In the quest to keep tuition costs under control, LGBTQ students and their allies should also cast a wider net.
By filling out the Free Application for Federal Student Aid, or FAFSA, they can determine their eligibility for low interest federal loans, grants, and work study funds. The FAFSA is also used to distribute state grants, and financial aid available through individual colleges and universities.
The maximum federal Pell Grant award, which is generally only awarded to undergraduate students, is $6,345 for 2020-21, but the amount you may actually receive depends on your financial need, cost of attendance, status as a full- or part-time student and plans to attend school for a full academic year or less.
Students with exceptional financial need may also qualify for the Federal Supplemental Educational Opportunity Grant (FSEOG), also called “campus-based aid,” which provides between $100 and $4,000 a year depending on financial need, when you apply, the amount of other aid you receive and the availability of funds at your school.
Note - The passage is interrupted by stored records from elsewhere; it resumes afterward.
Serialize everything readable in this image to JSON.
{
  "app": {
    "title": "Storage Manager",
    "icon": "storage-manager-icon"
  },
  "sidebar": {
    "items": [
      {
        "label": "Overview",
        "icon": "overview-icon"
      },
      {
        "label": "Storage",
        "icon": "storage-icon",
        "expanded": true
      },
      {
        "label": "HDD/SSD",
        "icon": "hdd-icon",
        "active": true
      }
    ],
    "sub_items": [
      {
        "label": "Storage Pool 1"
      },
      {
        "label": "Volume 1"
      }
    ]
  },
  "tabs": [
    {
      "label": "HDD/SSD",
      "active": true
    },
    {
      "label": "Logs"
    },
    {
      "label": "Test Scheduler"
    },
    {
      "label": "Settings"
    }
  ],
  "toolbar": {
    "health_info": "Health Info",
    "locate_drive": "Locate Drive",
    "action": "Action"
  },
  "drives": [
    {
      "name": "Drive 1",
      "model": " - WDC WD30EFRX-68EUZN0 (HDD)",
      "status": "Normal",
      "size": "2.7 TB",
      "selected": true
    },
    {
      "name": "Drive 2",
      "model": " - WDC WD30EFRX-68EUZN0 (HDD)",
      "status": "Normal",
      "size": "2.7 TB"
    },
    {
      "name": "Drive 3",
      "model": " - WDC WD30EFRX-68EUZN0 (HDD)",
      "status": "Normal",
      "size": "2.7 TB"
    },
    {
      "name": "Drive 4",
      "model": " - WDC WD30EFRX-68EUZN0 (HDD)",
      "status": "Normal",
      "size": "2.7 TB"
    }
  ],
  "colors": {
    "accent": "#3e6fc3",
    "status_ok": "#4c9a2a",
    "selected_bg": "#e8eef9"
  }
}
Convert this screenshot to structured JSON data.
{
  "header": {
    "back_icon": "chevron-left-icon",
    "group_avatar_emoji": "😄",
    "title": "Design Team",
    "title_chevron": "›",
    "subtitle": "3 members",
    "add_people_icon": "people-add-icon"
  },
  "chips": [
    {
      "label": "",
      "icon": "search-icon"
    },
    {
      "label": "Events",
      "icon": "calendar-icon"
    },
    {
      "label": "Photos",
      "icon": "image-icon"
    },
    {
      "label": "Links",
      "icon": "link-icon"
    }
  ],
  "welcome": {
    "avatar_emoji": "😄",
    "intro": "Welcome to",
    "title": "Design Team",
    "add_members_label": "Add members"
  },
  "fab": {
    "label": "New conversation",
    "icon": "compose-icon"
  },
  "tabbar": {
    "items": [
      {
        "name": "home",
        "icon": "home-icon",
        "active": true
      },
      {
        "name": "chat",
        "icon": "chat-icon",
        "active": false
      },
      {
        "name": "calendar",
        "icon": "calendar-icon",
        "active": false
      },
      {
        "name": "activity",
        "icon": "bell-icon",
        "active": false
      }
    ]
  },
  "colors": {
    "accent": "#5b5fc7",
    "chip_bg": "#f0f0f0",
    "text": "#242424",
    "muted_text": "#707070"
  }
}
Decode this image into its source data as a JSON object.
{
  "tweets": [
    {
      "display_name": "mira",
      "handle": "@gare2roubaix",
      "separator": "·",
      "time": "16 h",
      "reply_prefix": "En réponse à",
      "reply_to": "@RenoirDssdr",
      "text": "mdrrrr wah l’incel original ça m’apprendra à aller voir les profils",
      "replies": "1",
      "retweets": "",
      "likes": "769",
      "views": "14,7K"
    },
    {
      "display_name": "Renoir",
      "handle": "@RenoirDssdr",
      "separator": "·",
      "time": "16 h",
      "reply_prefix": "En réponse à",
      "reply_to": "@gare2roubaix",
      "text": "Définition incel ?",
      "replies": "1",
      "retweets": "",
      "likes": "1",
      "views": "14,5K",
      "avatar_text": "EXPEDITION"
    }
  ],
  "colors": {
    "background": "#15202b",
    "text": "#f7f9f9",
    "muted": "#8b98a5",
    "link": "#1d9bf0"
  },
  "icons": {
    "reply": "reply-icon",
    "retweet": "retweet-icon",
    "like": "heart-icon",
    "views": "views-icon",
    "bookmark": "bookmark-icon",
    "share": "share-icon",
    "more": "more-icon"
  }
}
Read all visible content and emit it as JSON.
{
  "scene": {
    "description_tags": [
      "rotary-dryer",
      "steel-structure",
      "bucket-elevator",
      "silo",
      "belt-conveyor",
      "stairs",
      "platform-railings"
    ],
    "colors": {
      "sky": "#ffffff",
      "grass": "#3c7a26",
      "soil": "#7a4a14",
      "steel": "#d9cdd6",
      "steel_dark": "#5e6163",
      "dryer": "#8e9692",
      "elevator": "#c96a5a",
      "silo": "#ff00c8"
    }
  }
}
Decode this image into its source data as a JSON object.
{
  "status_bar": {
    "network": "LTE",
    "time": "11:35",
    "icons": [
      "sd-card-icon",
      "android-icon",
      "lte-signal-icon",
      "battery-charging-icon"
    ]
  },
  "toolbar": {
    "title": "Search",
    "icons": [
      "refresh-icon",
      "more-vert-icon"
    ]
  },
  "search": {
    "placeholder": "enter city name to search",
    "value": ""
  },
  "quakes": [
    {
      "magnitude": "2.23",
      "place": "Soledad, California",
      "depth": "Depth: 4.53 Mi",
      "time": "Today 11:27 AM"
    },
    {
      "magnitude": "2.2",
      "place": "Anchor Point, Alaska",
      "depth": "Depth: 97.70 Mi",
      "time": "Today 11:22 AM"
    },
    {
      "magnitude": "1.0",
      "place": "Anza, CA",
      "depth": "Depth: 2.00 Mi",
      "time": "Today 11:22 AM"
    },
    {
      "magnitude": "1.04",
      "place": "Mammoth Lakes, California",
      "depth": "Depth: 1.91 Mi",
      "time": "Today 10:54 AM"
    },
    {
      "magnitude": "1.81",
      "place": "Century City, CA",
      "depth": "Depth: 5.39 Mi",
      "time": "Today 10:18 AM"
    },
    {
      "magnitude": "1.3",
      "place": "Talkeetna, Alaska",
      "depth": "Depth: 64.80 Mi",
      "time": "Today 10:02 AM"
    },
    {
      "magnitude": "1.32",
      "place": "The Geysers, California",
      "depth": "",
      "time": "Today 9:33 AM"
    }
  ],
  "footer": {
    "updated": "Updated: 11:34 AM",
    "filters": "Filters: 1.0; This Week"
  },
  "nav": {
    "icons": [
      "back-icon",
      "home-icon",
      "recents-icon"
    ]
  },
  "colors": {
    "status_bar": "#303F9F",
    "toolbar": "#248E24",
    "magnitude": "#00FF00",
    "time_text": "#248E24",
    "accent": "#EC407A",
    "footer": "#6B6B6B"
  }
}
The proliferation of LGBTQ scholarships bodes well for students looking to trim their tuition costs.
LGBTQ students and active supporters of the community can potentially shave thousands of dollars off their education costs by making the most of scholarships that are earmarked just for them.
Windmeyer encourages students to apply for any scholarship for which they are eligible. Though tedious, the application process is well worth the investment of time. Even a few hundred dollars, he notes, can help pay for books.